Les taux d’intérêt de l’épargne à un cours plancher

Parlons finalement de l’épargne allemande. En Allemagne aussi, les taux d’intérêt de l’épargne ont atteint un cours plancher. Ces intérêts bas sont une très mauvaise nouvelle pour les employés qui comptent sur leur livret d’épargne pour compléter leur pension. L’explication allemande, c’est que la politique de taux bas de la Banque centrale européenne mange l’épargne allemande. Au point que le ministre allemand des Finances – pour l’Allemagne du moins – a brisé l’indépendance sacrée de la BCE et a demandé publiquement une hausse des taux. Wolfgang Schäuble a ajouté qu’il tient la BCE à moitié responsable de la montée du parti populiste de droite Alternative für Deutschland. Le président de la BCE Mario Draghi a immédiatement renvoyé la balle. Il a indiqué que les taux sont la conséquence de la croissance faible et non l’inverse. L’excédent de l’épargne allemand pèse sur la croissance de la zone euro. Cet excédent est précisément la conséquence de pensions trop faibles, de salaires bas, d’excès budgétaire et de trop peu d’investissements. Les Allemands ont du mal à comprendre que le taux bas découle des mêmes raisons qui ont mené au succès économique récent.

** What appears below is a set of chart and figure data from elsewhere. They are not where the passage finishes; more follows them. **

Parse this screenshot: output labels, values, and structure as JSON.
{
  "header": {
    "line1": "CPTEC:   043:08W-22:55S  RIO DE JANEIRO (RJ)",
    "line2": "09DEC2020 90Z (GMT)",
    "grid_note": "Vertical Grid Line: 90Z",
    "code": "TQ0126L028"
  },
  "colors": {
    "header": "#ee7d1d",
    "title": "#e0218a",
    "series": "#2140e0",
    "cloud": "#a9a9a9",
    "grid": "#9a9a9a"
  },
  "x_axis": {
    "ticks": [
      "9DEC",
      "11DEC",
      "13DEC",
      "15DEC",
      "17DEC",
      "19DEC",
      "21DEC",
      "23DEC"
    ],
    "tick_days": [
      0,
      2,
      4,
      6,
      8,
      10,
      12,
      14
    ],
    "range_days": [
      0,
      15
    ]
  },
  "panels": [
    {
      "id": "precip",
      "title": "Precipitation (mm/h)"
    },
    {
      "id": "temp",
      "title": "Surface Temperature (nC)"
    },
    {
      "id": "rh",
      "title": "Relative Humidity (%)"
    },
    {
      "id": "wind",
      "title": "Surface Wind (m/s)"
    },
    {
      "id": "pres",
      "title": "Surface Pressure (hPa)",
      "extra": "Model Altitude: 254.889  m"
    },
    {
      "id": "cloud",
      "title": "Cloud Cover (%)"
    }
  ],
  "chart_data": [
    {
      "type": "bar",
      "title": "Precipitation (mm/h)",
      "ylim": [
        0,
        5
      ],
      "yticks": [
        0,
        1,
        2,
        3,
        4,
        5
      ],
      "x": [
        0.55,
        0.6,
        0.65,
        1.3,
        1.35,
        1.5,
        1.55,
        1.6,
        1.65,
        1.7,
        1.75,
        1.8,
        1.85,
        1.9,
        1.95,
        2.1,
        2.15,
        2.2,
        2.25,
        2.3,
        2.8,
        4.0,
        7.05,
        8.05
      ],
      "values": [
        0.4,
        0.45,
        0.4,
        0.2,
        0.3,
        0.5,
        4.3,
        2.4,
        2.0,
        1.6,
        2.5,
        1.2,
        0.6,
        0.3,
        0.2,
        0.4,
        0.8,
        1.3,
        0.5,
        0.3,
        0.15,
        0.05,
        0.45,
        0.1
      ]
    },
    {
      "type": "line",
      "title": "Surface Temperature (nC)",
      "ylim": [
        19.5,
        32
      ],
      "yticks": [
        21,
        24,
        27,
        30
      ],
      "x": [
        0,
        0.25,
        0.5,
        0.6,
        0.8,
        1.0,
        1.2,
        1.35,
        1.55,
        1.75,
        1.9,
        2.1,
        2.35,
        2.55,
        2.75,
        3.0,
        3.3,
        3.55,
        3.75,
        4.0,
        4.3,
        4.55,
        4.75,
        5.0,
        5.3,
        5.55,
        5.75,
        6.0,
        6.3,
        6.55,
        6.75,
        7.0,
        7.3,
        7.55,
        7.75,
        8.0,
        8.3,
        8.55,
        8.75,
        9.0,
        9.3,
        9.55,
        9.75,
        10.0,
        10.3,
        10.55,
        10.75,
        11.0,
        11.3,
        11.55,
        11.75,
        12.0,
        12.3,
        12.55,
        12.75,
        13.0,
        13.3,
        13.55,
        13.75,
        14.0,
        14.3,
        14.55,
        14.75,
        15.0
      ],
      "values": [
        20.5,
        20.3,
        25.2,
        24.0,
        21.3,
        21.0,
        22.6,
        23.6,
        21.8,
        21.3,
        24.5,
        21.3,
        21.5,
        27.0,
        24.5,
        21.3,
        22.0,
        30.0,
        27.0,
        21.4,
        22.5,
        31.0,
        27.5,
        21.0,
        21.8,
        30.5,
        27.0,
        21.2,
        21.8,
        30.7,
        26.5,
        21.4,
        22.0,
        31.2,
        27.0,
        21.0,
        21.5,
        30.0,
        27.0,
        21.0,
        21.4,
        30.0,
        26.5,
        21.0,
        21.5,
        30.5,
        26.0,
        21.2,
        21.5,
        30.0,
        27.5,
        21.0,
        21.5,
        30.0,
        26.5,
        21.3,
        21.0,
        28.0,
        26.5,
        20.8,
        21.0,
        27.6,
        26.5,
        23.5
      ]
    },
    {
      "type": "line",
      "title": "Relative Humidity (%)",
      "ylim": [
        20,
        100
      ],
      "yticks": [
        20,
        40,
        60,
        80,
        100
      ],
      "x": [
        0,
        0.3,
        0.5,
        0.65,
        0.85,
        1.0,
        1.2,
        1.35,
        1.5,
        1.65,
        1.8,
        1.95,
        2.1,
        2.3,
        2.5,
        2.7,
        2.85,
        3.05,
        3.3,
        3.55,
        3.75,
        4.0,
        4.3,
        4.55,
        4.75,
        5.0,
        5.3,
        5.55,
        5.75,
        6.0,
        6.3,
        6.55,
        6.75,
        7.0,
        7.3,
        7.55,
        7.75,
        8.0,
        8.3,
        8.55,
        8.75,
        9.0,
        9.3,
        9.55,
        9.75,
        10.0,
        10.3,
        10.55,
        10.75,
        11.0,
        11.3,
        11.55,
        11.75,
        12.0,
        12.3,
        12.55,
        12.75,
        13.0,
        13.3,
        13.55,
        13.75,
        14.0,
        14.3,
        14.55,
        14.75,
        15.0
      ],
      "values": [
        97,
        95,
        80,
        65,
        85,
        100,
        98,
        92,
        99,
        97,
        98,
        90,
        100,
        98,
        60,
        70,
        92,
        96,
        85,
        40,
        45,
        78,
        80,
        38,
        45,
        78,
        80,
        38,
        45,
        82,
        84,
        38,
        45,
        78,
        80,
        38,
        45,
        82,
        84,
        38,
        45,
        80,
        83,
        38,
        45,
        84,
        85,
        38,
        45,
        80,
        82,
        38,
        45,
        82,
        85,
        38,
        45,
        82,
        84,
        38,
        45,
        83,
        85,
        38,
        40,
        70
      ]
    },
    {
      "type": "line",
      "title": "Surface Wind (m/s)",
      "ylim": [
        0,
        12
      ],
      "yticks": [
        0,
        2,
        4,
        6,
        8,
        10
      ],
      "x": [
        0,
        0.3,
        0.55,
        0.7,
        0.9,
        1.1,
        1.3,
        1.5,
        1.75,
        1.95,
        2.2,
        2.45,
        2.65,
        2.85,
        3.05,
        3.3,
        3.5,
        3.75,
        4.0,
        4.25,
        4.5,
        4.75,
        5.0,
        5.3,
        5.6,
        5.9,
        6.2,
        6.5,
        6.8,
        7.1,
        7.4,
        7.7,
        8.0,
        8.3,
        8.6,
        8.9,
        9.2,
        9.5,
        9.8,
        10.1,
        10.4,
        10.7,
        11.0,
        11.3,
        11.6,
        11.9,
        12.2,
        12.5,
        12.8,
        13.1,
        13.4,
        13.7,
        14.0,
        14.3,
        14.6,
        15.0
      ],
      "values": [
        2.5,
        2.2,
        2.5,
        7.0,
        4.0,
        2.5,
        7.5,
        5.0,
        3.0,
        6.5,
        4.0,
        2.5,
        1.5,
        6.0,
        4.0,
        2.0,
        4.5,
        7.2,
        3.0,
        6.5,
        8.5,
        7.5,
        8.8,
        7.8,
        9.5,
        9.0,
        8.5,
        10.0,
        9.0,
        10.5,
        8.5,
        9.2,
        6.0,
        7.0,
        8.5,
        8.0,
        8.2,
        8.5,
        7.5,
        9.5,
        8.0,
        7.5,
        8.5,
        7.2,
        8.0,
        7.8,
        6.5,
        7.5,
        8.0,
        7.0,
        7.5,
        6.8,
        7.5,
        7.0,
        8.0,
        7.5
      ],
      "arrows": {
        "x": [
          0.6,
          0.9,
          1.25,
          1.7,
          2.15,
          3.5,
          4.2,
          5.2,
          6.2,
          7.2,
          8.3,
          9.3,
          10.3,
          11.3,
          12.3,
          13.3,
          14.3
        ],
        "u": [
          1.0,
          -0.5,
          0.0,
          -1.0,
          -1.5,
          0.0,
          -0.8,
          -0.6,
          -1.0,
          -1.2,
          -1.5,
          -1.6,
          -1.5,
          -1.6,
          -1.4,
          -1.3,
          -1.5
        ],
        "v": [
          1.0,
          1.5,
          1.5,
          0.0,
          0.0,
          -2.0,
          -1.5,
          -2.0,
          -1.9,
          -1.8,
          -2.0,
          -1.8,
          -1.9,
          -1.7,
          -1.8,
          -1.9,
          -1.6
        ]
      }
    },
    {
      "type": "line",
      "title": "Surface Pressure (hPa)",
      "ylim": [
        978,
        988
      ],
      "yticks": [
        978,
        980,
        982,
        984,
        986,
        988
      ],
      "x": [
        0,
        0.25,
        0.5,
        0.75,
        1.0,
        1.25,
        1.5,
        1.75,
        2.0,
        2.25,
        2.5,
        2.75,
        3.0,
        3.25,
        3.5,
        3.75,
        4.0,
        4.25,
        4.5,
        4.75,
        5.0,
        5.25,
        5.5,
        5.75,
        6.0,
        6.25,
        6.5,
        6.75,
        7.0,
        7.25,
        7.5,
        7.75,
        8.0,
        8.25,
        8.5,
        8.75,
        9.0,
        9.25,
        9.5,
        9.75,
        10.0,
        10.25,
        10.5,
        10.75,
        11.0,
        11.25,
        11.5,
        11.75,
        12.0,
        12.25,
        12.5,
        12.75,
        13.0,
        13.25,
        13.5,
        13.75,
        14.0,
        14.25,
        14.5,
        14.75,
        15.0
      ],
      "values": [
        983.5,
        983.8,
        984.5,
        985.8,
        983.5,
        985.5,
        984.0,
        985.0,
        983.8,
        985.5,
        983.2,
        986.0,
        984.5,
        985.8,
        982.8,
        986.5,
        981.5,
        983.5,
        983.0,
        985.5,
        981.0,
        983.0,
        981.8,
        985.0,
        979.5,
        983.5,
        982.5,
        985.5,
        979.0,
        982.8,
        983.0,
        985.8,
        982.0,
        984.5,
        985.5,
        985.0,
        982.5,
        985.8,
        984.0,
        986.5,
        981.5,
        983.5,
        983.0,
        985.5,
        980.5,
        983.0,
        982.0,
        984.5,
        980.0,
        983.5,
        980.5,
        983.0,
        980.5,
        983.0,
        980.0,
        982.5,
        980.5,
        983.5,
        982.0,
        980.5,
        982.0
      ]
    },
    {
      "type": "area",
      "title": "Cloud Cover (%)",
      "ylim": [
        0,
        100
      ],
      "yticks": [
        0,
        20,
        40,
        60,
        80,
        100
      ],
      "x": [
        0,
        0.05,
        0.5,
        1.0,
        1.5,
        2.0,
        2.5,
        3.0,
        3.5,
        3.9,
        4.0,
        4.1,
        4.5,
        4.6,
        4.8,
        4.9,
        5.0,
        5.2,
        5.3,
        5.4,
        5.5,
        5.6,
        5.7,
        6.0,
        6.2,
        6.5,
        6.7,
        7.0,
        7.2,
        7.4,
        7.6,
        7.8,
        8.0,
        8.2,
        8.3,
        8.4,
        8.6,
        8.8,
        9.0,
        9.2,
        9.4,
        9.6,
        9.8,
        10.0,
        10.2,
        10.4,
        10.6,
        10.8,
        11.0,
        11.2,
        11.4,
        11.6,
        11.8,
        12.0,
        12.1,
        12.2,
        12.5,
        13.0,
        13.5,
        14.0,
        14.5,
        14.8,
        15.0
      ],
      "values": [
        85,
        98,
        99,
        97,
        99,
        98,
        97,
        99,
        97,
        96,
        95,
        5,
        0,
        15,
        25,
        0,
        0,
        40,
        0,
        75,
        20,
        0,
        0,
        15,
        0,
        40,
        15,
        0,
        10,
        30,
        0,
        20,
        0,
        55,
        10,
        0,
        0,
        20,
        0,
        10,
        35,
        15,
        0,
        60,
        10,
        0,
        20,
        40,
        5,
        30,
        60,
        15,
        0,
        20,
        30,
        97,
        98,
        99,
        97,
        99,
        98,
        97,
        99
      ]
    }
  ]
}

Il y a quelques années, l’ambassade néerlandaise m’a invité à débattre au sujet de l’économie belge, néerlandaise et allemande. J’ai alors proposé d’utiliser l’excédent budgétaire pour soutenir fiscalement les salaires bas. Un ambassadeur a protesté que cela ne fonctionnerait pas : les Allemands aiment épargner. Je lui ai répondu que les gens qui ont travaillent pour un salaire bas ne sont généralement pas allemands. Je lui ai demandé aussi s’il croyait que quelqu’un qui avait 100 euros de plus sur un salaire de 600 euros par mois épargnerait cet argent ?

Pauvre Allemagne, si riche, et si désemparée dans la lutte contre la pauvreté

Plus tard, j’ai fait la même proposition lors d’une réunion SPD (Socialdemokratische Partei Deutschlands) à Berlin. Malheureusement, là non plus je n’ai pas été approuvé. Pour les responsables politiques du SPD, utiliser une politique fiscale pour soutenir les salaires jure avec les principes de l’économie de marché sociale. Selon eux, ce n’est pas à l’état à améliorer les salaires. Pauvre Allemagne, si riche, et si désemparée dans la lutte contre la pauvreté.